3-symphony.live-728x90-nl

Moeizaam vervolg
Voor Weinberg had de na de dood van Stalin geleidelijk en dan nog mondjesmaat intredende ‘dooi’ slechts beperkte betekenis. Hij trok zich terug op zijn eigen veste, componeerde nog maar nauwelijks. Gedwee nam hij wel opdrachten aan van de Componistenbond, bestaande uit propagandistisch werk afgewisseld door (teken)film- en circusmuziek, waarmee hij overigens veel succes oogstte. Het merkwaardige daarbij was dat die muziek zelfs veel bekender werd dan de naam van de componist! Het pakte ook uit als een grote tegenstelling: die opgewekte film- en circusmuziek versus de zwaarmoedige, zelfs uiterst sombere klanken zoals die uit zijn overige oeuvre opwellen. Dat zijn financiële omstandigheden in die tijd zeker niet ongunstig waren (hij verdiende een aardige duit met zijn populaire muziek) maakte hem nog geen gelukkig mens.
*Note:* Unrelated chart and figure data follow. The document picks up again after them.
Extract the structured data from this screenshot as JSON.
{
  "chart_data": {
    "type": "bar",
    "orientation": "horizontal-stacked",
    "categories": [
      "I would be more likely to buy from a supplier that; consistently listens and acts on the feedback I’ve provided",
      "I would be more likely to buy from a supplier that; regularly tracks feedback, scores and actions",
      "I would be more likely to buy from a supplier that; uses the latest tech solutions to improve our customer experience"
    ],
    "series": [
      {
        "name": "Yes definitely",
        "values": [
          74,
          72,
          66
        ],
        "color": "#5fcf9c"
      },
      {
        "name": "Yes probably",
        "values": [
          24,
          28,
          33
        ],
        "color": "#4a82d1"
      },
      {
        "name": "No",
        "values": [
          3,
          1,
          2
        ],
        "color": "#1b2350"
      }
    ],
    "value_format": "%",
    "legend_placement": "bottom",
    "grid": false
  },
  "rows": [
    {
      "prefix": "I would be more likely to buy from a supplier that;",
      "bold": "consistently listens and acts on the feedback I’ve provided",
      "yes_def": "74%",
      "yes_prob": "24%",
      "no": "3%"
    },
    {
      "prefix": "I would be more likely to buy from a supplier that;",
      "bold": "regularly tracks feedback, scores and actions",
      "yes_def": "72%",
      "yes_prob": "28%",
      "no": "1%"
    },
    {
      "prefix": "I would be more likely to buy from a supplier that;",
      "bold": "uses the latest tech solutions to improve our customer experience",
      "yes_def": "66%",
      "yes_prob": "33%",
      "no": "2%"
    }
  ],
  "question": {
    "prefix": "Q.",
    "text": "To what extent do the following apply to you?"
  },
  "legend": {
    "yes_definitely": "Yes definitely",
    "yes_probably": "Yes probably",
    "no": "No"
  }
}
Irina en Dmitri Sjostakovitsj en Weinberg (Moskou, ca. 1965)

Groeiende betekenis
n de loop van februari 1956, onder het bewind van de nieuwe partijleider Chroesjtsjov, mocht de ‘dooi’ dan een nieuwe fase zijn ingegaan en culturele uitwisseling met het vrije Westen mogelijk zijn geworden, dat betekende nog niet dat de muziek van Weinberg daardoor in West-Europa aan betekenis won. Eerst in het begin van de jaren negentig kwam die, eerst aarzelend, op gang dankzij het Britse muzieklabel Olympia dat in het daaropvolgende decennium veel muziek van Weinberg uitbracht. Het bleek tevens de motor voor Weinbergs naamsbekendheid als Pools-Russische componist van joodse origine. Het kwam er zelfs van dat zijn werk dan eindelijk meer en meer werd gespeeld op de vele concertpodia, het aantal westerse musici groeide dat het publiek ermee in aanraking bracht. Voor Weinberg zal het nauwelijks betekenis hebben gehad: het was voor hem gewoonweg te laat. Hij leed al geruime tijd aan ruggenmerg-tbc, kampte daarbij voortdurend met allerlei tegenslagen (ook in zijn privéleven) en bracht, in eigen land vrijwel vergeten, zijn laatste levensjaren in grote eenzaamheid en somberheid door.

Het einde
Na het uiteenvallen van de Sovjet-Unie in december 1991 en het spoedig daarop opheffen van de Componistenbond wachtte hem bovendien een groot verlies aan inkomsten, waarna tot overmaat van ramp ook nog die uit o.a. de film wegvielen (jonge, eigentijdse filmcomponisten genoten intussen bij de filmproducenten verreweg de voorkeur). Kommer en kwel, het hield maar niet op. Een jaar voor zijn dood was hij vrijwel onafgebroken bedlegerig, leed hij aan een ernstige vorm van aderverkalking en aan hartfalen. Op 26 februari 1996 overleed Weinberg in Moskou, hij werd 76.

Vier cellosonates
Deze verre van fortuinlijke levensgeschiedenis (waarvan de misère nog veel verder reikt dan ik hier heb geschetst) en de muziek die daarvan merendeels de onmiskenbare weerspiegeling vormt, is uiteraard ook niet aan deze vier sonates voorbijgegaan, voltooid in respectievelijk 1960 (op. 72), 1971 (op. 106), 1977 (op. 121, de tweede versie), en 1986 (op. 140bis, na een ingrijpende revisie van op. 140 uit 1985). Ze omvatten een tijdspanne van precies een kwarteeuw: op. 72 ontstond tijdens de door Chroesjtsjov geïnitieerde ‘dooi’ (ingeleid door het 20 ste partijcongres) en op. 140 onder het bewind van Gorbatsjov, die net was aangetreden als secretaris-generaal van de Communistische Partij van de Sovjet-Unie.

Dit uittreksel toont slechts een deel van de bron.